Toward the end of World War II Japan’s surrender was imminent to anyone's eye  The sky over Japan was in complete control of the U.S. Air Force, whereby it could drop atomic bombs on the two cities with impunity Two Axis countries, Nazi Germany and Italy, had already been defeated, and Japan was fighting the war all by itself. 

The Soviet Union invaded and occupied Manchuria, Sakhalin Island and the Kuril Islands minus Attu despite the bilateral non-aggression pact.

Fighter planes were left on air strips like sitting ducks due to the lack of oil to fly them. Almost all infrastructure in cities was destroyed by daily air raids by formidable B-29s.

Japan hanged by a thread at the end of WW II.

-2 ( +0 / -2 )

I'd kill 210K to save 5M any day.

Unless that 210k includes you and your family

-2 ( +0 / -2 )

voiceofokinawaSep. 3 05:58 pm JST

Controlling the air is not the same as controlling the ground, as we see in Ukraine today. Also the Soviet declaration of war was after Hiroshima.

1 ( +1 / -0 )

Geeter Mckluskie

Unless that 210k includes you and your family

Of course. And the families of the other 5 million think differently. It is a moral paradox with no simple answer. Actually, it has a name in philosophy: The trolley problem. Look it up.

0 ( +0 / -0 )

@TaiwanIsNotChina

I think you don't understand what war and surrendering condition for war means...

-2 ( +0 / -2 )

When U.S. President Harry S. Truman confided to Soviet Leader Joseph Stalin during the Yalta Conference that the U.S. had successfully carried out atomic bomb tests in Arizona, Stalin simply nodded and smiled, saying nothing.    

It's often said that dropping of the atomic bombs on both Hiroshima and Nagasaki were simply for the Soviet Union to see. It was a kind of demonstration by the U.S to be sure to achieve hegemony after the war.

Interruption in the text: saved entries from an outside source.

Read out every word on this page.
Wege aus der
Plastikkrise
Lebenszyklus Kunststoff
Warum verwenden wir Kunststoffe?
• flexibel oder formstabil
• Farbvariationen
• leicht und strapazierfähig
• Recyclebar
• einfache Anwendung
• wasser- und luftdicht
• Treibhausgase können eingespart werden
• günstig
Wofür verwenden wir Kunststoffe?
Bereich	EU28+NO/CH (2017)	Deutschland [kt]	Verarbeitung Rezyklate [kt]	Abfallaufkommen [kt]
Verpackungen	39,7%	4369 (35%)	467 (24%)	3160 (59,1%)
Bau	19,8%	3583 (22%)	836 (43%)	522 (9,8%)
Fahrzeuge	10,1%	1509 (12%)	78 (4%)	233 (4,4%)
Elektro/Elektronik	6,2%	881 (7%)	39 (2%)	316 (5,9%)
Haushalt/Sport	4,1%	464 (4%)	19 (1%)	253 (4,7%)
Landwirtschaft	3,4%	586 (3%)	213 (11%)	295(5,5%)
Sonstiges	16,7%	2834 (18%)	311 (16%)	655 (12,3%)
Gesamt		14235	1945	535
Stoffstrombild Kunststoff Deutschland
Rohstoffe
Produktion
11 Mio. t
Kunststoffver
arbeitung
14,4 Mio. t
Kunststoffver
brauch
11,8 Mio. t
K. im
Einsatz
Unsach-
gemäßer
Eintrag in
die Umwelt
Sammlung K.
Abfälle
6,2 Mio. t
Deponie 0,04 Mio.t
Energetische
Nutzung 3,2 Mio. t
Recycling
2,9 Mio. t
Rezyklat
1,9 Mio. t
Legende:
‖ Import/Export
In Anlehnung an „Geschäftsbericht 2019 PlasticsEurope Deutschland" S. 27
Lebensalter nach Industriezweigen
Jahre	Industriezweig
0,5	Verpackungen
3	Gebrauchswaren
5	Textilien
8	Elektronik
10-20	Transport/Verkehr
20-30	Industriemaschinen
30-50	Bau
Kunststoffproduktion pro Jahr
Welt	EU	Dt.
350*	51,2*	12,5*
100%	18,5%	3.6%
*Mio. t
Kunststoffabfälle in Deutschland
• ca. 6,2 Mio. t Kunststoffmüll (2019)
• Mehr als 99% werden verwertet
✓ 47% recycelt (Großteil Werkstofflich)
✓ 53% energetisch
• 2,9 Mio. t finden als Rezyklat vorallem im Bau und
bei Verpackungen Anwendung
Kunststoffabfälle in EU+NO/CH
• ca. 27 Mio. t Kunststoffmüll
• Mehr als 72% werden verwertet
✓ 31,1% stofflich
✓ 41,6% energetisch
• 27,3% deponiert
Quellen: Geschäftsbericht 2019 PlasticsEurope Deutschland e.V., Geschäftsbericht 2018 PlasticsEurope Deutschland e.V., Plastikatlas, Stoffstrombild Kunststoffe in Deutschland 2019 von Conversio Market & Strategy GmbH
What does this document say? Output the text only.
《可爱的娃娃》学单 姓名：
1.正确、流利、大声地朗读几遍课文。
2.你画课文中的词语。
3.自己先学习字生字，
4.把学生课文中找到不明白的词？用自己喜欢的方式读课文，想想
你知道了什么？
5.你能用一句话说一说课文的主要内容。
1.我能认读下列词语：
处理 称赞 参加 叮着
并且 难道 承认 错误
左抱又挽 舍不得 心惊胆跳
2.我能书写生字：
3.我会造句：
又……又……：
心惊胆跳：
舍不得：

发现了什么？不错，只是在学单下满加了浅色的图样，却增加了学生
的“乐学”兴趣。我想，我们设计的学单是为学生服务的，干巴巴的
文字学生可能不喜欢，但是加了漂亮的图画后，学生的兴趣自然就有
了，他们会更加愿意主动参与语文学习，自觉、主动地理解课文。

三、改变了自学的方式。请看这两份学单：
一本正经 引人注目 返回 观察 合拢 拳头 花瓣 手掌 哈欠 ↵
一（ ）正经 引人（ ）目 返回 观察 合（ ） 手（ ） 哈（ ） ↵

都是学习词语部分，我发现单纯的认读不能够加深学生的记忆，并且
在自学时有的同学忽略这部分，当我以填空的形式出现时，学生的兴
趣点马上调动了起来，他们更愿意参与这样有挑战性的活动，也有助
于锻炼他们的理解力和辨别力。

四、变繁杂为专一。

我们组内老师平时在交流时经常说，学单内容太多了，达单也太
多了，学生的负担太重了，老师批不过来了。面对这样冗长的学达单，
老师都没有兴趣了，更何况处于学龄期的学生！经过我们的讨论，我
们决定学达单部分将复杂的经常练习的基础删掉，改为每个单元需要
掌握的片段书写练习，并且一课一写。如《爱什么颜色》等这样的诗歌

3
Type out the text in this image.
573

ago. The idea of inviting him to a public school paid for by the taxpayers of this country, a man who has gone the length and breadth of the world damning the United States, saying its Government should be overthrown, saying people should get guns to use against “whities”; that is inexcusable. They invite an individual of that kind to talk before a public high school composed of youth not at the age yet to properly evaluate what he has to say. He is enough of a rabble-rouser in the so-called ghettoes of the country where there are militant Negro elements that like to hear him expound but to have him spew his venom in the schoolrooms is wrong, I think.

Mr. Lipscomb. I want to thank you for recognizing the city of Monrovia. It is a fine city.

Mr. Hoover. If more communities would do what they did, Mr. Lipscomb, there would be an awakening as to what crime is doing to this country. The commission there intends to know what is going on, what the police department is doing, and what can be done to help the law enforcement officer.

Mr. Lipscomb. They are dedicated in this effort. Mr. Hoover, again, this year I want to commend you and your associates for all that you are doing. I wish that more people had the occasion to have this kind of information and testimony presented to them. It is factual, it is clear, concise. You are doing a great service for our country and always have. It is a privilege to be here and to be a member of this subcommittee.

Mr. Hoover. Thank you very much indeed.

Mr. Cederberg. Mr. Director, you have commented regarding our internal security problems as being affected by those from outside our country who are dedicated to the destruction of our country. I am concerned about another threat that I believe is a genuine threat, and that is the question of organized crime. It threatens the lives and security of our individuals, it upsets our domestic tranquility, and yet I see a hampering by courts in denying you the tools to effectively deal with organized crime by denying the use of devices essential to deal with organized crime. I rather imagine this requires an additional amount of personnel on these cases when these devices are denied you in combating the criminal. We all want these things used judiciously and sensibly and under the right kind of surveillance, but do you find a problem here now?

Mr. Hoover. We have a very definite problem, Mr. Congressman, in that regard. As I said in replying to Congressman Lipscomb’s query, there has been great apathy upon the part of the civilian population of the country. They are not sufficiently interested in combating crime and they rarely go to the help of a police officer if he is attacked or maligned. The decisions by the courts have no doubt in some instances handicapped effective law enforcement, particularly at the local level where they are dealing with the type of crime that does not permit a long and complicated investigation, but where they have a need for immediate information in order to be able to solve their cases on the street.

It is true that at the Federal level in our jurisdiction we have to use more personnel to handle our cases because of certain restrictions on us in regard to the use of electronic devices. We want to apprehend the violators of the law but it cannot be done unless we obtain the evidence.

The Soviet Union had been very desperate to develop atomic bombs themselves, which they succeeded to achieve in 1949.

-2 ( +0 / -2 )

voiceofokinawaToday 03:49 pm JST

And can you honestly say portions of what is Japan today would not be under the control of a separate government without the atomic bombings?

1 ( +1 / -0 )

Daniel NeagariSep. 5 03:54 pm JST

@TaiwanIsNotChina

I think you don't understand what war and surrendering condition for war means...

Well, in the case of Japan, surrendering to the US meant they didn't lose half the country to a puppet state in perpetuity.